I am not undecided as to whether to side with science or religion. I am in full accord with the explanations of religion. I recognize that I am still unable to reconcile the findings of science relative to the age of the earth and the origin of man. In my personal “outside the box” opinion, evolution is a red herring specifically designed to keep men from understanding the true nature of God.
You state that scripture says “man was made ‘from the dust of the ground’ which we understand to be figurative.” Not so. The scriptures explain what it means to be made from the dust of the ground: “Therefore I give unto you a commandment, to teach these things freely unto your children, saying: . . . and inasmuch as ye were born into the world by water, and blood, and the spirit, which I have made, and so became of dust a living soul . . .” [Moses 6:58-59] So we become of dust living souls by being born and our bodies being composed of dust, the materials of the earth, is more literal than figurative. This also means that Adam was born, but before the fall Adam and Eve were not mortal: they would have lived forever. That is because their parents were not mortal – their parents were divine resurrected beings. In Moses 6:10-21 the descendancy of Adam is given in seven generations, down to Enoch concluding with verse 22 “And this is the genealogy of the sons of Adam, who was the son of God, with whom God, himself, conversed.” Adam did not evolve from any lower order of being, he devolved from the highest being in the universe, God himself. This explains the incomprehensible complexity of human DNA and completely removes human evolution from the arena.
Joseph Smith said that this earth is composed of the broken up fragments of other earths [Joseph Smith Papers, Documents 7:492; Orson F. Whitney, Collected Discourses 1:167] but I have always envisioned those fragments to be microscopic in size rather than chunks large enough to contain a cave of pictographs or rock strata holding complete dinosaur skeletons, so my dilemma remains. Your proposal of the Fall of Adam being anticipatory and retroactive becomes moot when the only pre-Adamites were divine resurrected beings, but thank you for your thoughts.
This is an interesting idea. But I wonder how the author understands such statements as the following from the Bible Dictionary “Restitution, restoration – These terms denote a return of something that was once present but that has been taken away or lost. It involves, for example, the renewal of the earth to its paradisaical glory as it was before the Fall of Adam (A of F 1:10; compare D&C 133:23–24 with Gen. 10:25).”
My understanding is we currently live in a telestial world.
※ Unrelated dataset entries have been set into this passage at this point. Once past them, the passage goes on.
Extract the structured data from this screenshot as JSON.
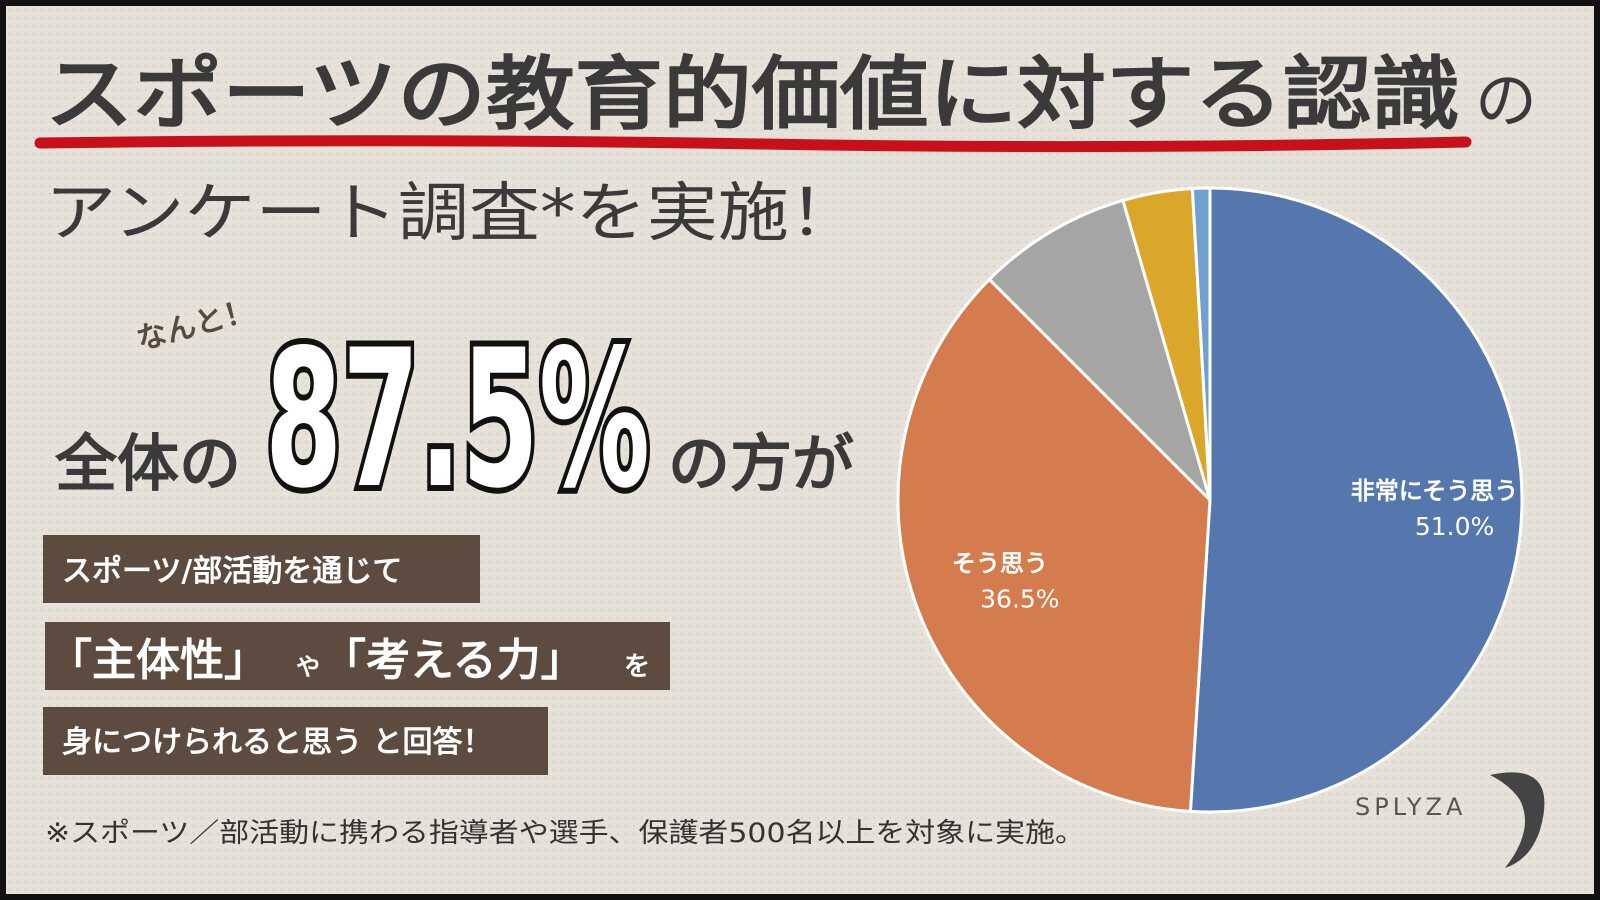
{
  "header": {
    "title": "スポーツの教育的価値に対する認識",
    "title_suffix": "の",
    "subtitle": "アンケート調査*を実施！"
  },
  "highlight": {
    "intro": "なんと！",
    "before": "全体の",
    "figure": "87.5%",
    "after": "の方が"
  },
  "message": {
    "line1": "スポーツ/部活動を通じて",
    "line2": [
      "「主体性」",
      "や",
      "「考える力」",
      "を"
    ],
    "line3": "身につけられると思う と回答！"
  },
  "footnote": "※スポーツ／部活動に携わる指導者や選手、保護者500名以上を対象に実施。",
  "logo": "SPLYZA",
  "chart_data": {
    "type": "pie",
    "categories": [
      "非常にそう思う",
      "そう思う",
      null,
      null,
      null
    ],
    "values": [
      51.0,
      36.5,
      8.0,
      3.6,
      0.9
    ],
    "value_labels": [
      "51.0%",
      "36.5%",
      null,
      null,
      null
    ],
    "colors": [
      "#5677ad",
      "#d47c4e",
      "#a5a5a5",
      "#dba72a",
      "#6fa0d0"
    ]
  }
}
During the millennium the earth will return to be a terrestrial or paradisaical world as it was prior to the Fall (and then subsequently become a celestial world). It appears that a terrestrial world has different laws of biology such as no death until people reach 100 years old and instantly resurrect, animals no longer acting as predators and prey, etc. (are there also different laws of physics and the other sciences in a terrestrial or celestial world?).
In other words, the issue of the Fall is not only concerning what happened with people, but what happened with the entire planet – just as it will be after the Second Coming of Jesus Christ.